Ensuite, l'Institut Pasteur a abrité au moins l'un des deux scientifiques ayant découvert l'ARN messager en tant que tel.

Enfin, l'Institut Pasteur développe de très nombreux projets de recherche fondamentale, de recherche appliquée et de recherche transverse, en lien avec des laboratoires du monde entier. Il continue d'ailleurs de développer plusieurs projets autour de médicaments qui pourraient être utiles demain dans le cadre de la lutte contre la covid-19, ainsi que de vaccins.

Ce n'est pas parce qu'un projet de recherche n'aboutit pas – en l'occurrence celui s'appuyant sur le vaccin contre la rougeole – qu'il faut considérer que l'Institut Pasteur a failli à sa mission.

De façon générale, puisque vous avez fait allusion à une intervention médiatique du Président de la République, faisons aussi l'éloge de l'audace. Encourageons les uns et les autres à entreprendre, à investir, à innover, à rechercher.

Rendez-vous compte de l'exploit qu'a représenté la découverte, non pas d'un, mais de plusieurs vaccins contre un virus inconnu il y a un an – en moins d'un an donc ! –, avec une force de production mondiale en mesure de sortir 1,5 milliard de doses ! Cherchez dans l'histoire contemporaine ou lointaine un phénomène équivalent, une aventure scientifique et industrielle d'une aussi grande portée à l'échelon mondial…

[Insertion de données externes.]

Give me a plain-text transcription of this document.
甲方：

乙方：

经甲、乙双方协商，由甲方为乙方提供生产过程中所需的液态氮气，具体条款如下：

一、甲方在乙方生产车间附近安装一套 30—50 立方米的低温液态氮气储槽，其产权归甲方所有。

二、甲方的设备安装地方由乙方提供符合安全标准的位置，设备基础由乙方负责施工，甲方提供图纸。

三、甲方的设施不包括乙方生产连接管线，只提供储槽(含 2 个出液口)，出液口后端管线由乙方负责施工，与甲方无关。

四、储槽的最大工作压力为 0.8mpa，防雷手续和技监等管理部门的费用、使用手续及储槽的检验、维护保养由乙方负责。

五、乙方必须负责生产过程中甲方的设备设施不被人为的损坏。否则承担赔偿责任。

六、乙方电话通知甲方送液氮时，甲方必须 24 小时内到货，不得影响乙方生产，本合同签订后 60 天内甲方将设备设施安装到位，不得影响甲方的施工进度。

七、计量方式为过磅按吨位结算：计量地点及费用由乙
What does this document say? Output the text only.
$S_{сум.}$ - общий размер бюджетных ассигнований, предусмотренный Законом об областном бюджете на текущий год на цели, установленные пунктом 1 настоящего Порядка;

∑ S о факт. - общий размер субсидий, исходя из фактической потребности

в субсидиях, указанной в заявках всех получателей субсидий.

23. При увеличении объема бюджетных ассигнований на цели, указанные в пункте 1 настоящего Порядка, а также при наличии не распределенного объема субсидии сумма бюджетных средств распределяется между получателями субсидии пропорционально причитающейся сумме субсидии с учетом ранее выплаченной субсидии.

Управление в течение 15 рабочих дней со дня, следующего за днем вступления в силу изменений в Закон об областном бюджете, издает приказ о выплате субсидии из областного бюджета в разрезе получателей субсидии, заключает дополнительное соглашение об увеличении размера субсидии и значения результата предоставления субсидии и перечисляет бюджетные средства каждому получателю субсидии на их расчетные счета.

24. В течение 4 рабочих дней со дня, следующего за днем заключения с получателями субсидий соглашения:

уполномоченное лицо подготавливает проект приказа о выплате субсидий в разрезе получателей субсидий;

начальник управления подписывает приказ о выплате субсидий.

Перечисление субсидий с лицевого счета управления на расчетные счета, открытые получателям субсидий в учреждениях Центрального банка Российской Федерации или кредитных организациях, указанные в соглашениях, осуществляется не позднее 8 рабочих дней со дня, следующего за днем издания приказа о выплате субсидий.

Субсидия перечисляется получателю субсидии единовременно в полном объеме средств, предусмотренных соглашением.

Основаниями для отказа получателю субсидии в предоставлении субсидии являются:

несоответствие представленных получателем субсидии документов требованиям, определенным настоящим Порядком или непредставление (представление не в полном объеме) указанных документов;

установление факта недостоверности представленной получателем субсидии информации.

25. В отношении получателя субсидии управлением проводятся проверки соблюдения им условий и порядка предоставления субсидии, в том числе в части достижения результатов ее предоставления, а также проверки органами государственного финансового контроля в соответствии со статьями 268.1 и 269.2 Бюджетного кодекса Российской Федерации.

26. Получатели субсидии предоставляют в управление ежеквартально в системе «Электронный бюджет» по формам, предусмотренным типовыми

Monsieur le sénateur, on peut regretter de ne pas pouvoir chanter « cocorico » et planter un drapeau bleu, blanc, rouge sur un vaccin – en tout cas pas aujourd'hui –, mais soyons vigilants : plusieurs travaux de recherche sont encore en cours.

On peut au moins considérer que l'Europe a fait son travail, puisqu'elle a commandé les vaccins pour tous les pays européens. Elle pense également aux pays du tiers-monde, qui n'ont pas forcément accès aux vaccins. Elle abrite aussi nombre d'entreprises, dont la fameuse société BioNTech.

On ne parle que de Pfizer, mais le vaccin, c'est aussi BioNTech et ses sites de production en Belgique, en Allemagne, et demain en France, qui permettent de protéger des centaines de millions de personnes chaque jour en Europe grâce à un vaccin efficace.

Encourageons la recherche et les chercheurs. Surtout, n'essayons pas de déterminer les responsabilités politiques ou scientifiques des uns et des autres lorsqu'un projet n'aboutit pas !

Dans le domaine du médicament, un projet de recherche sur cent aboutit, et l'on considère que ce ratio est bon. Aujourd'hui, en matière de recherche vaccinale, on est déjà bien au-delà : c'est une chance pour l'humanité ! (Applaudissements sur les travées du groupe RDPI.)

M. le président. La parole est à M. Olivier Henno, pour la réplique.

M. Olivier Henno. Monsieur le ministre, vous nous expliquez que l'on peut gagner les 24 heures du Mans après avoir raté son départ… Il est vrai que cela peut arriver, mais pour que ce soit le cas, il faut de l'humilité, de la volonté et une stratégie adaptée. Il me semble qu'il reste encore beaucoup à faire ! (Applaudissements sur les travées du groupe UC.)